The only spot where The Boy felt really safe from the interference of “The Hounds” and “The Rovers” was in St. John’s Square, that delightful oasis in the desert of brick and mortar and cobble-stones which was known as the Fifth Ward. It was a private enclosure, bounded on the north by Laight Street, on the south by Beach Street, on the east by Varick Street, and on the west by Hudson Street; and its site is now occupied by the great freight-warehouses of the New York Central and Hudson River Railroad Company.

In the “Fifties,” and long before, it was a private park, to which only the property owners in its immediate neighborhood had access. It possessed fine old trees, winding gravel-walks, and meadows of grass. In the centre was a fountain, whereupon, in the proper season, the children were allowed to skate on both [p 32]
feet, which was a great improvement over the one-foot gutter-slides outside. The Park was surrounded by a high iron railing, broken here and there by massive gates, to which The Boy had a key. But he always climbed over. It was a point of etiquette, in The Boy’s set, to climb over on all occasions, whether the gates were unlocked or not. And The Boy, many a time, has been known to climb over a gate, although it stood wide open! He not infrequently tore his clothes on the sharp spikes by which the gates were surmounted; but that made no difference to The Boy—until he went home!

The Boy once had a fight in the Park, with Bill Rice, about a certain lignum-vitæ peg-top, of which The Boy was very fond, and which Bill Rice kicked into the fountain. The Boy got mad, which was wrong and foolish of The Boy; and The Boy, also, got licked. And The Boy never could make his mother understand why he was silly and careless enough to cut his under-lip by knocking it against Bill Rice’s knuckles. Bill subsequently apologized by saying that he did not mean to kick the top into the fountain. He merely meant to kick the top. And it was all made up.

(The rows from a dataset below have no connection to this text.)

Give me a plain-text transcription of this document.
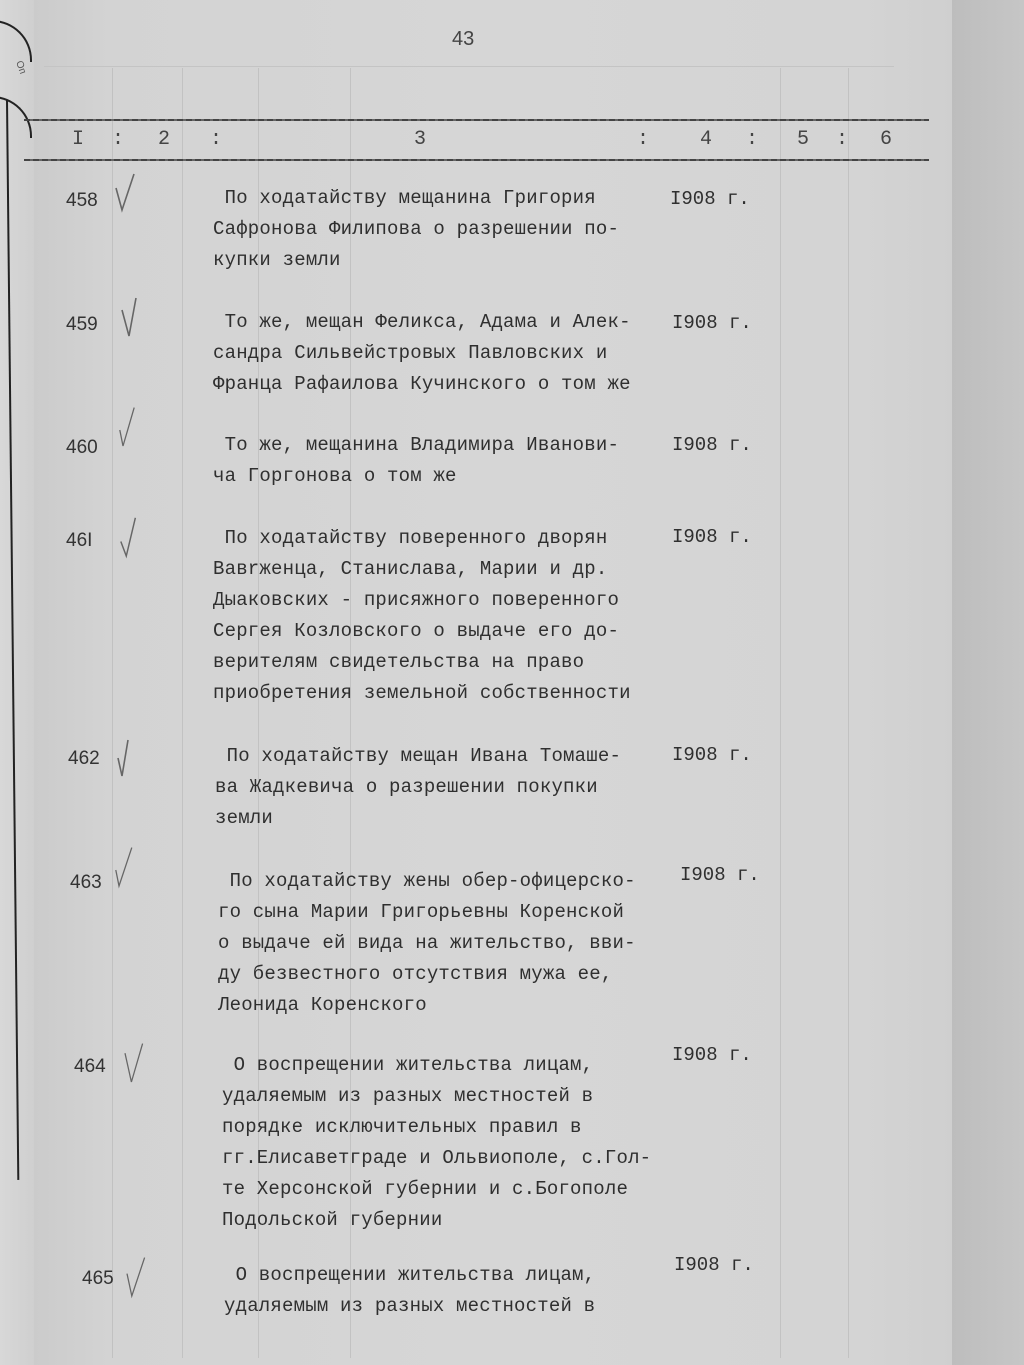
Оп
43
I : 2 :	3	:	4 : 5 : 6
458	По ходатайству мещанина Григория
Сафронова Филипова о разрешении по-
купки земли
I908 г.
459	То же, мещан Феликса, Адама и Алек-
сандра Сильвейстровых Павловских и
Франца Рафаилова Кучинского о том же
I908 г.
460	То же, мещанина Владимира Иванови-
ча Горгонова о том же
I908 г.
46I	По ходатайству поверенного дворян
Вавrженца, Станислава, Марии и др.
Дыаковских - присяжного поверенного
Сергея Козловского о выдаче его до-
верителям свидетельства на право
приобретения земельной собственности
I908 г.
462	По ходатайству мещан Ивана Томаше-
ва Жадкевича о разрешении покупки
земли
I908 г.
463	По ходатайству жены обер-офицерско-
го сына Марии Григорьевны Коренской
о выдаче ей вида на жительство, вви-
ду безвестного отсутствия мужа ее,
Леонида Коренского
I908 г.
464	О воспрещении жительства лицам,
удаляемым из разных местностей в
порядке исключительных правил в
гг.Елисаветграде и Ольвиополе, с.Гол-
те Херсонской губернии и с.Богополе
Подольской губернии
I908 г.
465	О воспрещении жительства лицам,
удаляемым из разных местностей в
I908 г.
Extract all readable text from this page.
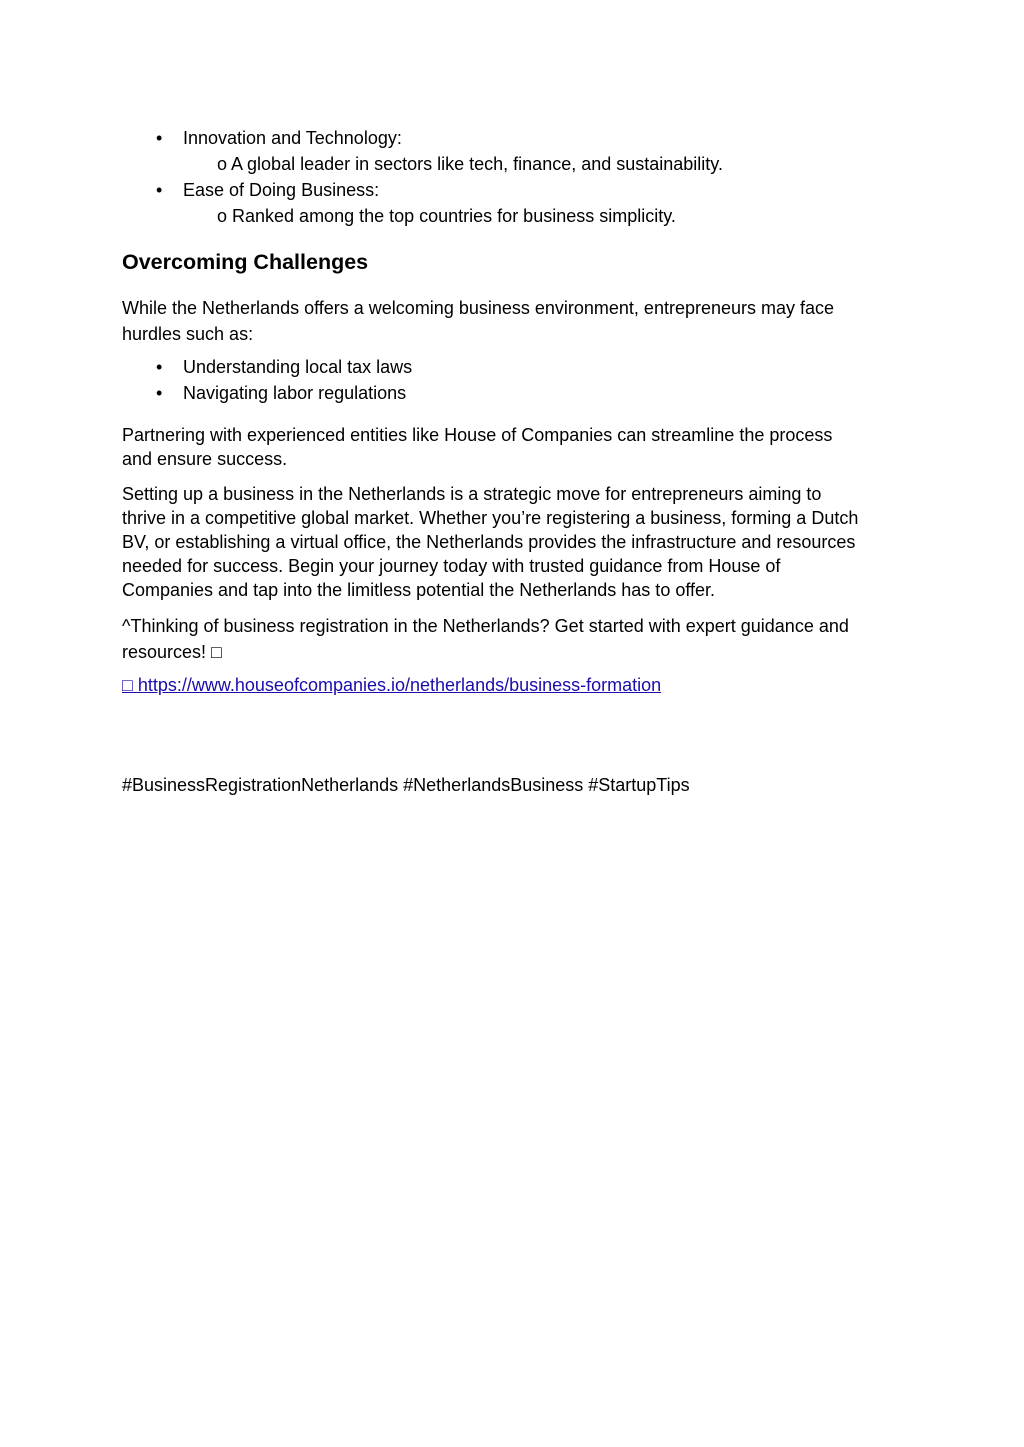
• Innovation and Technology:
o A global leader in sectors like tech, finance, and sustainability.
• Ease of Doing Business:
o Ranked among the top countries for business simplicity.
Overcoming Challenges
While the Netherlands offers a welcoming business environment, entrepreneurs may face
hurdles such as:
• Understanding local tax laws
• Navigating labor regulations
Partnering with experienced entities like House of Companies can streamline the process
and ensure success.
Setting up a business in the Netherlands is a strategic move for entrepreneurs aiming to
thrive in a competitive global market. Whether you’re registering a business, forming a Dutch
BV, or establishing a virtual office, the Netherlands provides the infrastructure and resources
needed for success. Begin your journey today with trusted guidance from House of
Companies and tap into the limitless potential the Netherlands has to offer.
^Thinking of business registration in the Netherlands? Get started with expert guidance and
resources! □
□ https://www.houseofcompanies.io/netherlands/business-formation
#BusinessRegistrationNetherlands #NetherlandsBusiness #StartupTips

THE BOY ALWAYS CLIMBED OVER

The Boy did not fight much. His nose was too long. It seemed that he could not reach the end of it with his fists when he fought; and that the other fellows could always reach it with theirs, no matter [p 33]
how far out, or how scientifically, his left arm was extended. It was “One, two, three—and recover”—on The Boy’s nose! The Boy was a good runner. His legs were the only part of his anatomy which seemed to him as long as his nose. And his legs saved his nose in many a fierce encounter.

The Boy first had daily admission to St. John’s Park after the family moved to Hubert Street, when The Boy was about ten years old; and for half a decade or more it was his happy hunting-ground—when he was not kept in school! It was a particularly pleasant place in the autumn and winter months; for he could then gather “smoking-beans” and horse-chestnuts; and he could roam at will all over the grounds without any hateful warning to “Keep Off the Grass.”